5. La journée de travail est constituée de moments

Au cours des six derniers mois, nous avons entendu quotidiennement les expressions « burnout du freelance », « fatigue du zoom » et « droit à la déconnexion ». Nous entendons de plus en plus parler de l’équilibre entre vie professionnelle et vie privée et des conséquences psychologiques d’être toujours connecté, actif et accessible.

La frontière entre le travail et la vie privée est devenue si floue qu’elle n’existe plus pour beaucoup de gens. Contrairement au bureau, le temps est moins segmenté à la maison : les trajets pour se rendre au travail sont éliminés, les pauses ont souvent lieu dans la même pièce que le travail, et les horaires disparaissent.

Dans ces cas, la solution se situe au niveau individuel, avec une planification précise de la journée et des besoins de chacun.

6. La communication écrite est essentielle

Au cours de l’année écoulée, de nombreuses entreprises ont commencé à intégrer le travail intelligent et le télétravail du personnel dans leurs plans à long terme et à moderniser les systèmes de communication interne, notamment la technologie des appels vidéo.
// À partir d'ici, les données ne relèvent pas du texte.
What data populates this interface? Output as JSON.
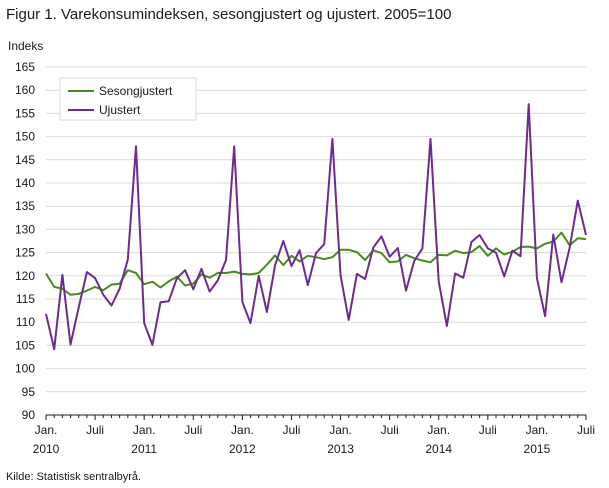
{
  "title": "Figur 1. Varekonsumindeksen, sesongjustert og ujustert. 2005=100",
  "source": "Kilde: Statistisk sentralbyrå.",
  "colors": {
    "sesongjustert": "#4a8a1c",
    "ujustert": "#6e2b8f",
    "grid": "#d9d9d9",
    "axis": "#1a1a1a"
  },
  "chart_data": {
    "type": "line",
    "ylabel": "Indeks",
    "xlabel": "",
    "ylim": [
      90,
      165
    ],
    "yticks": [
      90,
      95,
      100,
      105,
      110,
      115,
      120,
      125,
      130,
      135,
      140,
      145,
      150,
      155,
      160,
      165
    ],
    "grid": true,
    "legend_position": "top-left",
    "x_start": "2010-01",
    "x_ticks": [
      {
        "x": "2010-01",
        "lines": [
          "Jan.",
          "2010"
        ]
      },
      {
        "x": "2010-07",
        "lines": [
          "Juli"
        ]
      },
      {
        "x": "2011-01",
        "lines": [
          "Jan.",
          "2011"
        ]
      },
      {
        "x": "2011-07",
        "lines": [
          "Juli"
        ]
      },
      {
        "x": "2012-01",
        "lines": [
          "Jan.",
          "2012"
        ]
      },
      {
        "x": "2012-07",
        "lines": [
          "Juli"
        ]
      },
      {
        "x": "2013-01",
        "lines": [
          "Jan.",
          "2013"
        ]
      },
      {
        "x": "2013-07",
        "lines": [
          "Juli"
        ]
      },
      {
        "x": "2014-01",
        "lines": [
          "Jan.",
          "2014"
        ]
      },
      {
        "x": "2014-07",
        "lines": [
          "Juli"
        ]
      },
      {
        "x": "2015-01",
        "lines": [
          "Jan.",
          "2015"
        ]
      },
      {
        "x": "2015-07",
        "lines": [
          "Juli"
        ]
      }
    ],
    "series": [
      {
        "name": "Sesongjustert",
        "values": [
          120.5,
          117.6,
          117.2,
          115.9,
          116.1,
          116.8,
          117.6,
          116.9,
          118.1,
          118.3,
          121.2,
          120.6,
          118.2,
          118.7,
          117.5,
          118.8,
          119.8,
          117.9,
          118.3,
          120.3,
          119.6,
          120.6,
          120.6,
          120.9,
          120.4,
          120.3,
          120.6,
          122.4,
          124.4,
          122.3,
          124.3,
          123.1,
          124.3,
          124.0,
          123.6,
          124.0,
          125.6,
          125.6,
          125.1,
          123.4,
          125.5,
          124.9,
          122.9,
          123.1,
          124.5,
          123.8,
          123.3,
          122.9,
          124.5,
          124.4,
          125.4,
          124.9,
          125.1,
          126.4,
          124.3,
          125.9,
          124.6,
          125.2,
          126.2,
          126.3,
          125.9,
          126.9,
          127.4,
          129.3,
          126.6,
          128.1,
          127.9
        ]
      },
      {
        "name": "Ujustert",
        "values": [
          111.8,
          104.2,
          120.2,
          105.2,
          113.2,
          120.8,
          119.5,
          115.9,
          113.6,
          117.2,
          123.5,
          147.9,
          109.8,
          105.1,
          114.3,
          114.5,
          119.5,
          121.2,
          117.1,
          121.5,
          116.6,
          119.0,
          123.4,
          147.9,
          114.3,
          109.8,
          120.0,
          112.2,
          122.3,
          127.5,
          122.1,
          125.5,
          118.0,
          124.9,
          126.8,
          149.5,
          120.2,
          110.5,
          120.4,
          119.3,
          126.1,
          128.5,
          124.1,
          126.0,
          116.8,
          123.2,
          125.9,
          149.5,
          118.8,
          109.2,
          120.5,
          119.6,
          127.3,
          128.8,
          125.9,
          125.0,
          119.9,
          125.4,
          124.2,
          157.0,
          119.5,
          111.3,
          128.9,
          118.6,
          126.0,
          136.2,
          128.8
        ]
      }
    ]
  }
}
La communication écrite devient également encore plus importante lorsque nous ne sommes pas au bureau. La plupart des informations circulent par le biais de courriels, de services de messagerie et d’outils de gestion de projet en ligne. Tout contenu doit être compréhensible et ne laisser place à aucune interprétation.

Alors, que nous reste-t-il en 2020 ? Une nouvelle confirmation de l’importance du bureau et de la prise en compte des besoins de chacun, associée à la prise de conscience que le smart working, peut-être dans sa version hybride, peut être une solution gagnante.